Ya, setidaknya mereka sekarang tidak lagi berada di peringkat terbawah.

"Kerja bagus, Nak." Hank menepuk pundak Rhode dengan ramah.

"Dalam jangka waktu setengah bulan, kau berhasil menyelesaikan tiga misi dan mendapatkan 5 poin untuk kelompokmu. Kelompok-kelompok malas lainnya harus belajar satu atau dua hal darimu. Hmph, kalau mereka tidak bekerja keras, mereka lebih baik tidak menangis kalau suatu saat kelompok mereka dibubarkan!"

"Pencapaian ini bukanlah apa-apa." Rhode menggelengkan kepala.

Dia tidak peduli dengan hal-hal seperti ini. Sebaliknya, pemuda itu khawatir tentang hal-hal lain.

"Apakah Lize baik-baik saja? Dia tidak terlibat dalam sebuah masalah, kan?"

"Ah, Lize baik-baik saja…tingkah lakunya juga baik…hanya saja…" Hank mengerutkan alis saat kata-katanya terputus.

Setelah beberapa saat, dia melanjutkan, "Aku tidak tahu apa yang terjadi akhir-akhir ini. Tapi dia mengurung diri di kamar sepanjang waktu. Dia berkata bahwa dirinya sedang mempelajari sihir-sihir baru. Aku yang mengantarkan makanan padanya setiap hari. Aku takut gadis itu lupa makan karena terlalu sibuk belajar. Aku juga tidak tahu kenapa Lize bekerja sekeras itu. Dia masih muda dan punya banyak waktu untuk belajar. Bukankan buruk jika dia jatuh sakit karena belajar terlalu keras? Bantu aku membujuk gadis itu, Nak. Dia pasti akan mendengarkanmu."

"Tentu. Tidak masalah."

Rhode mengangguk. Dia juga tidak ingin jika Lize jatuh sakit karena terlalu sibuk belajar. Gadis itu hanya mampu menyembukan luka, bukan penyakit. Akan merepotkan nantinya jika dia jatuh sakit.

Rhode melambaikan tangannya pada Hank dan menoleh pada Marlene di sampingnya.

"Ayo."

"Oke…"

Ekspresi Marlene terlihat campur aduk, tapi dia segera menepuk pipinya menggunakan kedua tangannya dengan perlahan untuk menyegarkan pikirannya.

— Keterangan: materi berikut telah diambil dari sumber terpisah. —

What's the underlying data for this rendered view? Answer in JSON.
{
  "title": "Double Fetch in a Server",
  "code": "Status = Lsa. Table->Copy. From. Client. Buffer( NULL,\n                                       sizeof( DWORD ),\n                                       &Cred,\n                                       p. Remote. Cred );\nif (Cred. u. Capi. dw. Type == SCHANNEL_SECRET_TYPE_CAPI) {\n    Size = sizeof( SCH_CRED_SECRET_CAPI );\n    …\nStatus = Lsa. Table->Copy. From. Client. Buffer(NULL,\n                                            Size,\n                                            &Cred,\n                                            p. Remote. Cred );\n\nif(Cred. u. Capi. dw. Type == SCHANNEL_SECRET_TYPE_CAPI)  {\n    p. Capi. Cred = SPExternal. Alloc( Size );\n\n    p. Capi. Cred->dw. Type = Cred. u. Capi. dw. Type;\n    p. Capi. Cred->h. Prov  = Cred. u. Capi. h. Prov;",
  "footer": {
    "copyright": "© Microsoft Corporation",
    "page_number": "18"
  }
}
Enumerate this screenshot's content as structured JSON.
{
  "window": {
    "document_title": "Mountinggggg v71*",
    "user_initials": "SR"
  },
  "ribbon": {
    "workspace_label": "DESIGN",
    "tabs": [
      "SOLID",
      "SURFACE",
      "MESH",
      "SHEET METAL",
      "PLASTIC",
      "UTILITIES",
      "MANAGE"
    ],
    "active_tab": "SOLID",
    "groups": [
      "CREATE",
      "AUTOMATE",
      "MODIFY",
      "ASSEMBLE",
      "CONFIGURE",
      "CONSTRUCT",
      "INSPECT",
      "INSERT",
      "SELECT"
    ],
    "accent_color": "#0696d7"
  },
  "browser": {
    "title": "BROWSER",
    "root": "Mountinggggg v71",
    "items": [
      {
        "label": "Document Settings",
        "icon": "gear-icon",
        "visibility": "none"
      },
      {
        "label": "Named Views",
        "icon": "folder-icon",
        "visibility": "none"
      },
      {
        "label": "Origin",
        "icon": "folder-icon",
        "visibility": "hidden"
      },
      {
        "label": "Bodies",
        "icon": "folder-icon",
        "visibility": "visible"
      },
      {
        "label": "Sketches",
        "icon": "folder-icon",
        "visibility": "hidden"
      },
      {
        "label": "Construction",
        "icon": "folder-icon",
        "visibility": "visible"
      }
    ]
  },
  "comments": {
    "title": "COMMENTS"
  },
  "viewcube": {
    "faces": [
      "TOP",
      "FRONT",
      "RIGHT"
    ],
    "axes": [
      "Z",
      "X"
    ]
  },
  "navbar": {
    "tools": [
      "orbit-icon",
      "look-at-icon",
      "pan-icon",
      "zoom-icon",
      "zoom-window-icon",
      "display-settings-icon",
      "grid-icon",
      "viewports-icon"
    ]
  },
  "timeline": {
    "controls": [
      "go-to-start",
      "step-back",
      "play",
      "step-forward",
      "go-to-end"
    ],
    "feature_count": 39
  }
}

Ketika mereka berdua hendak meninggalkan gedung tersebut, tiba-tiba terdengar sebuah suara dari belakang.

"Hei Nak, akhirnya kau pulang juga!"

Mereka berdua menoleh ke arah suara tersebut dan melihat Walker yang berjalan keluar dari kerumunan di belakangnya.

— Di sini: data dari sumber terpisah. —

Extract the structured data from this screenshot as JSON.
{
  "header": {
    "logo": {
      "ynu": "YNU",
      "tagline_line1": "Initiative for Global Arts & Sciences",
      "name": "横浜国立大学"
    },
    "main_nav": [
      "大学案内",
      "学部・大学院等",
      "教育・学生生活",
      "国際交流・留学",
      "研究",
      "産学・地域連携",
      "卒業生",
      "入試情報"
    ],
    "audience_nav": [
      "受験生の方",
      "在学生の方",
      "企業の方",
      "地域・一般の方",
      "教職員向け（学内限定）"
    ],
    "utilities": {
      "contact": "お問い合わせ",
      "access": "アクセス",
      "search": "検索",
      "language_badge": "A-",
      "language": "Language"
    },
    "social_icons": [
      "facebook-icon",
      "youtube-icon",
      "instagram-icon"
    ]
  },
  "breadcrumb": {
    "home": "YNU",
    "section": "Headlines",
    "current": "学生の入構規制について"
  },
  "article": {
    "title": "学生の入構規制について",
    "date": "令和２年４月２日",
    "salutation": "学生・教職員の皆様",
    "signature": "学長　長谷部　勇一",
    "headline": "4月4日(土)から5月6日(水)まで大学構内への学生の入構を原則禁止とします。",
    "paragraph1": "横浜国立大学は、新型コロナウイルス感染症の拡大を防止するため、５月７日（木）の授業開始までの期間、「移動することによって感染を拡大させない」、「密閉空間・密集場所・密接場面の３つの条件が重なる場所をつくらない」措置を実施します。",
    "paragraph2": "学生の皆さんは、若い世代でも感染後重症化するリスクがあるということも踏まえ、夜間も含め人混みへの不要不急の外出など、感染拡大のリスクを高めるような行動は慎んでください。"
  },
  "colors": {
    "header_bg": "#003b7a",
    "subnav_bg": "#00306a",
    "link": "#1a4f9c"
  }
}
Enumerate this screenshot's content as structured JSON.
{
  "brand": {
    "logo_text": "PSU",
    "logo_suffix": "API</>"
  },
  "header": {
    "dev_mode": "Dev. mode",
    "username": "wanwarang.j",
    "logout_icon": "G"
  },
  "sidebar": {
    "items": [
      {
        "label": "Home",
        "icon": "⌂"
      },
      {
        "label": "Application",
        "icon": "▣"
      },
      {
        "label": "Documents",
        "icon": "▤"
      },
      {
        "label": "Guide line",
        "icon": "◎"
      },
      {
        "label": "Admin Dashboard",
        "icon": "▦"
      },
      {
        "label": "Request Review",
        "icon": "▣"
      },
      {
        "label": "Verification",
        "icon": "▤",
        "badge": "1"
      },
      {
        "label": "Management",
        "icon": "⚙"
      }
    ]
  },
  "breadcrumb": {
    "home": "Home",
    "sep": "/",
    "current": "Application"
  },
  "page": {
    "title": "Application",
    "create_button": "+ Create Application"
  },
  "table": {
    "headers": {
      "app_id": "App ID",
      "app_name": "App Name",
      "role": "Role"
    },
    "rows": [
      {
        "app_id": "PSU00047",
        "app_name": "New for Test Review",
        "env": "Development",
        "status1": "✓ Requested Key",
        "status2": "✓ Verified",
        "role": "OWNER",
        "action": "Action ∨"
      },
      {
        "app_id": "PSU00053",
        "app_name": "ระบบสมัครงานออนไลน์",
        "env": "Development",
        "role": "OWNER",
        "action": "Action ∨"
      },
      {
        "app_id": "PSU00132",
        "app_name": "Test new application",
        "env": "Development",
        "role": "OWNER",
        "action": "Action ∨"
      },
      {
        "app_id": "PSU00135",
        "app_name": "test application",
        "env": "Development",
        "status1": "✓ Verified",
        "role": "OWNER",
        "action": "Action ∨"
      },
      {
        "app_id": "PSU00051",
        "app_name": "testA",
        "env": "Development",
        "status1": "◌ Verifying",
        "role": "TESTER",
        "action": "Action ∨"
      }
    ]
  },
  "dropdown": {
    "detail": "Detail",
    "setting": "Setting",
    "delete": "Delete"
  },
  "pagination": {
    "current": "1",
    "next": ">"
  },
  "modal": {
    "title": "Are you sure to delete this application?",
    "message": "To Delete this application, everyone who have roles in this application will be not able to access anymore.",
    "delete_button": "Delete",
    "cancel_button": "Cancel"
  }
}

"Kupikir kalian sudah menjadi santapan para serigala. Tapi melihat keadaan kalian saat ini, sepertinya kalian telah bekerja keras!"

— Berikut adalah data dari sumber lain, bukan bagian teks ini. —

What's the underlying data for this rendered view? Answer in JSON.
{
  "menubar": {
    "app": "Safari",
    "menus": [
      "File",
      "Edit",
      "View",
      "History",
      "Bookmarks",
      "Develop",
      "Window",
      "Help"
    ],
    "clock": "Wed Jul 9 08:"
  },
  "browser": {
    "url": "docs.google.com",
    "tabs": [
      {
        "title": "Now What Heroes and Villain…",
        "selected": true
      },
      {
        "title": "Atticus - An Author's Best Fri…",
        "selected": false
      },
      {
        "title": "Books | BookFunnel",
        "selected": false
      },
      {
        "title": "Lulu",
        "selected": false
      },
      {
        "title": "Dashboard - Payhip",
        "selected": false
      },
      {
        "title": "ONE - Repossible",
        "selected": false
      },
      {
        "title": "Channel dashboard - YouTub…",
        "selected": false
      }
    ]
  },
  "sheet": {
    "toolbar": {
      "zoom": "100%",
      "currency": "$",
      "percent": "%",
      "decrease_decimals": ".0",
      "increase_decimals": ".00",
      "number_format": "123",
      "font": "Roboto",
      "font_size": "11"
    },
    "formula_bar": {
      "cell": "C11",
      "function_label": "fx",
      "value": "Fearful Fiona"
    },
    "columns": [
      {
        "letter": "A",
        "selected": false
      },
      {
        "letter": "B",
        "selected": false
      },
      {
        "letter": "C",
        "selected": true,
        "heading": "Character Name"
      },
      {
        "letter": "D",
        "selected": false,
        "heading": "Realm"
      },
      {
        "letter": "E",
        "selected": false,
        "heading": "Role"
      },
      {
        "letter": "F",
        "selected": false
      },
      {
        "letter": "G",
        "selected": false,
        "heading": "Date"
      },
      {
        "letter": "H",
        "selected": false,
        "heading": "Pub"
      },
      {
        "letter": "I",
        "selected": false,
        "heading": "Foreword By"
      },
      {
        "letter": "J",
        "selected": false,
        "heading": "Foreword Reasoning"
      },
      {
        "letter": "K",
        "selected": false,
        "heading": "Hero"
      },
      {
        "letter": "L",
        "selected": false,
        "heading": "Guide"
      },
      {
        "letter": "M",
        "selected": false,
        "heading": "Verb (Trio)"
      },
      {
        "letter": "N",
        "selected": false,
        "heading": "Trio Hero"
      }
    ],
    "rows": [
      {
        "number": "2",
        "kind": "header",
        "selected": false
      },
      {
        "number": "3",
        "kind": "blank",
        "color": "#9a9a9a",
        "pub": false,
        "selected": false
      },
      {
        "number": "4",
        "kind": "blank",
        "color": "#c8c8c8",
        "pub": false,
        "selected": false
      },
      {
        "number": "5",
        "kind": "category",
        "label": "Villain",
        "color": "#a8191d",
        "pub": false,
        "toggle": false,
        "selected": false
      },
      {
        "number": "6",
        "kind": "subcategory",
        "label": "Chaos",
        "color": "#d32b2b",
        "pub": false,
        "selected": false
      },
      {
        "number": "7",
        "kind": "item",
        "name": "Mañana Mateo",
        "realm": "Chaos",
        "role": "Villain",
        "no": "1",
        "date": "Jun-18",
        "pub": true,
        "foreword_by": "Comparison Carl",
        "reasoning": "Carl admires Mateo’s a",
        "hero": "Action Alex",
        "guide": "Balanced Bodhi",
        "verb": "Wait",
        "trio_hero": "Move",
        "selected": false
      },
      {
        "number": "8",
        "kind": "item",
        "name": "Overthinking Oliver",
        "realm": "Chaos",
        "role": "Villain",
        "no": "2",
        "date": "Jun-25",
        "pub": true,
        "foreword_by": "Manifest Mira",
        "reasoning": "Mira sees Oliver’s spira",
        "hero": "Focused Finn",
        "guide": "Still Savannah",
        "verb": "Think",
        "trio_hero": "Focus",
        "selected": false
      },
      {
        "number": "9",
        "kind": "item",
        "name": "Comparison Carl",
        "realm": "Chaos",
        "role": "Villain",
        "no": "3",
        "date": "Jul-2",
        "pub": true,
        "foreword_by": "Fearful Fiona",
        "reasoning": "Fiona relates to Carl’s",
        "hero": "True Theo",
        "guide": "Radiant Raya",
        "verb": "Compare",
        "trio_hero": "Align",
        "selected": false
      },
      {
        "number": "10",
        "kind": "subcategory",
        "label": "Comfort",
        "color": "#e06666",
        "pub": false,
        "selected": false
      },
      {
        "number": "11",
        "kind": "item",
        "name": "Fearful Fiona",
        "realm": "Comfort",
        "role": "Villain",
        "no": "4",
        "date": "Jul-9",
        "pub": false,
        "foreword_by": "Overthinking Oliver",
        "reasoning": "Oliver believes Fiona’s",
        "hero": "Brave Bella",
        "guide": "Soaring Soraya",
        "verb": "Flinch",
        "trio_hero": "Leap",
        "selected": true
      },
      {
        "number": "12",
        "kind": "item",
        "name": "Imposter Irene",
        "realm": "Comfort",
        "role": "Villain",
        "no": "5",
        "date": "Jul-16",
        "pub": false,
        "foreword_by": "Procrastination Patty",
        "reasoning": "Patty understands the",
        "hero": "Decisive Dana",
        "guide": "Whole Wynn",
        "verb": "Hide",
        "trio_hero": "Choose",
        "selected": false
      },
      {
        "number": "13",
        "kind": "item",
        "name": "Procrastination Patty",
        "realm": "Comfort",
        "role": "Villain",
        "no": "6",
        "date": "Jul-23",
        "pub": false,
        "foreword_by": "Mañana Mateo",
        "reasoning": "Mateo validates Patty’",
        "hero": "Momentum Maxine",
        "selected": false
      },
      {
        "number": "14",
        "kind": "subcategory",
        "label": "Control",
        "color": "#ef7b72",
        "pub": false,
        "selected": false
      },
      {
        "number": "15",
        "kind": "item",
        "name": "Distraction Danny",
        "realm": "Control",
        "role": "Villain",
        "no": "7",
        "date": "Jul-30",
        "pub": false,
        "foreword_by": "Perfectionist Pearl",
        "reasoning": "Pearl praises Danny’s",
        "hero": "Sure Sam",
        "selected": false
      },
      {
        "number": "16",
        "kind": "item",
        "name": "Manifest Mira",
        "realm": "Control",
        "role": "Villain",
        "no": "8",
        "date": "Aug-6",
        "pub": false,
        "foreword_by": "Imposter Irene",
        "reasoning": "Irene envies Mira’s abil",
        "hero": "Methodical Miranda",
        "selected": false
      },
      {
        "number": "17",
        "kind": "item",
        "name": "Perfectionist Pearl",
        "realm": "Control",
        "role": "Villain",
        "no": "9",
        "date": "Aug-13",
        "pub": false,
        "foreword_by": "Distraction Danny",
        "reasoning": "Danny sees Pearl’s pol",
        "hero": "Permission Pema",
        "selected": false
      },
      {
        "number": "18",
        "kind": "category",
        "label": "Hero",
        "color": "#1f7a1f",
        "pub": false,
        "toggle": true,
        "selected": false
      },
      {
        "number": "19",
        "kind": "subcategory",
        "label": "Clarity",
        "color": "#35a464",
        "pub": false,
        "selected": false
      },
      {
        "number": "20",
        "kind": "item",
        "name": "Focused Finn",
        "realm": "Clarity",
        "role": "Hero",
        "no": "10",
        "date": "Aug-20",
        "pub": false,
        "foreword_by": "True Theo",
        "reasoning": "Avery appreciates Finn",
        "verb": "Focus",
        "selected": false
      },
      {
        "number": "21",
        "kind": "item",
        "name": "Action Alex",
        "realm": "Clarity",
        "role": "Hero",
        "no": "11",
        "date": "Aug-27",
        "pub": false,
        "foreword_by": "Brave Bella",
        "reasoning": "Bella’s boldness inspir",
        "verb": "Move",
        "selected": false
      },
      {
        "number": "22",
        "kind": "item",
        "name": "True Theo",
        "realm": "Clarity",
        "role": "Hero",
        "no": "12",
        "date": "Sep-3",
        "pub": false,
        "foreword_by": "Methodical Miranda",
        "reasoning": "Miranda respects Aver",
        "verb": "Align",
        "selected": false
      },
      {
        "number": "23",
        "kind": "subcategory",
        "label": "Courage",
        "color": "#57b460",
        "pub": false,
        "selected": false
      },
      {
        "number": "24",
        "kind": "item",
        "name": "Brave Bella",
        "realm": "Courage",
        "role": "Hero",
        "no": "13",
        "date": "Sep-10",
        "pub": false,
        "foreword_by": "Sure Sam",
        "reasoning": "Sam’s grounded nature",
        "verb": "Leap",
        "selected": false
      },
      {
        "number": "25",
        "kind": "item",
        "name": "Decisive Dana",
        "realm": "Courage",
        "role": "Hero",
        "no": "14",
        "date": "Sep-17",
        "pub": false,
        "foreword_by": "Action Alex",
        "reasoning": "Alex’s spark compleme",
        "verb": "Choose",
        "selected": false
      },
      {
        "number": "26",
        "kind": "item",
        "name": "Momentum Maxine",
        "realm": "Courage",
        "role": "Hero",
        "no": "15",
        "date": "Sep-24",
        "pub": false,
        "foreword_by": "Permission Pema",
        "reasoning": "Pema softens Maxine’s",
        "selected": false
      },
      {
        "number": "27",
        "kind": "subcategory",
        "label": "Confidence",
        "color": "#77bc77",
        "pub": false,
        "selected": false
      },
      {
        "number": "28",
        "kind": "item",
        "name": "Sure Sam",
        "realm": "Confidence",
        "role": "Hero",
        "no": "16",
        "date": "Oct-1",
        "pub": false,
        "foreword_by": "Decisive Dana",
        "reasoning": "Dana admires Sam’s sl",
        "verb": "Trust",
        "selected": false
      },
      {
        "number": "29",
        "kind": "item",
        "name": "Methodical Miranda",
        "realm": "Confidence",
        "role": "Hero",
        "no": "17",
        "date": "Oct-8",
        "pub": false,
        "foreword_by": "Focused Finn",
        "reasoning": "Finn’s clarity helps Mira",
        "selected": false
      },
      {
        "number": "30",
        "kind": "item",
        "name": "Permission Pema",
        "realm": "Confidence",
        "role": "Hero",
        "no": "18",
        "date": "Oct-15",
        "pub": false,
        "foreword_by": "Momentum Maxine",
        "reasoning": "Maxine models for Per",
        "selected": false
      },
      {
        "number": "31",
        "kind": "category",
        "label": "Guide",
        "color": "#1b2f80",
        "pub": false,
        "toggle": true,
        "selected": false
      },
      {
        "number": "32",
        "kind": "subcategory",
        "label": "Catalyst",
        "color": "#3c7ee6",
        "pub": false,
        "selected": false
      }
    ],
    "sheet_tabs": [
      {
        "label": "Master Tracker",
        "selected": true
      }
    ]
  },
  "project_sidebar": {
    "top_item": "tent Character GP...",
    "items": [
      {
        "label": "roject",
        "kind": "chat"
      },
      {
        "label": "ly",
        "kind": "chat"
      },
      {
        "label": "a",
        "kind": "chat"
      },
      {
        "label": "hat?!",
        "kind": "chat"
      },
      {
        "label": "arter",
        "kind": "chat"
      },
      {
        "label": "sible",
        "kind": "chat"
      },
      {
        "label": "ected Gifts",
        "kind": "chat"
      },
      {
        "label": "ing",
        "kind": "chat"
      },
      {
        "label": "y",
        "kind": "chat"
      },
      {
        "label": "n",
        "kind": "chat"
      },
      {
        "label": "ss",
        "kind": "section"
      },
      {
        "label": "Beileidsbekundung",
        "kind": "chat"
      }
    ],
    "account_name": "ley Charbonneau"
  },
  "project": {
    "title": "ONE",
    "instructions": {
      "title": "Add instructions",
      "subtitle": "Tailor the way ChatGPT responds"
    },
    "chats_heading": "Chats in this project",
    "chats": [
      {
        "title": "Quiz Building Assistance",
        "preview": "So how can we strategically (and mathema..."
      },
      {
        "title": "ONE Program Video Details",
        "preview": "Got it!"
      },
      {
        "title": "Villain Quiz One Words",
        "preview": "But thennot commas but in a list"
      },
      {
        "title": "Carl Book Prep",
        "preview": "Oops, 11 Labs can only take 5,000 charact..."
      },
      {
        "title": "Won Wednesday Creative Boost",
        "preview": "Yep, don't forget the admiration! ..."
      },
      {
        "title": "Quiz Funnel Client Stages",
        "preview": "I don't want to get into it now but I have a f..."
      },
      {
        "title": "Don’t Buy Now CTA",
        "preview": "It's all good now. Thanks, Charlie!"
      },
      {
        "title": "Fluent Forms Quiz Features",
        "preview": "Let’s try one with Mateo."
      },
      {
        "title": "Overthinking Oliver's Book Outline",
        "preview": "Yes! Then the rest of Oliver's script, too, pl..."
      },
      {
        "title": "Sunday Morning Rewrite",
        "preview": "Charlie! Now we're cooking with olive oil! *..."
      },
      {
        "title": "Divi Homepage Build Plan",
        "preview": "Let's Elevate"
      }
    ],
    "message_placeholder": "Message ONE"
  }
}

"Tuan Walker," Rhode mengerutkan kening dan bertanya, "Kenapa kau ada di sini?"

"Aku?"

Walker mengeluarkan sebuah botol minuman keras dari pinggangnya dan meminumnya seteguk. Kemudian pria tua itu menyipitkan mata dan dan tersenyum sambil menatap pemuda di hadapannya.

"Bergembiralah, nak. Aku menemukan orang yang kau cari!"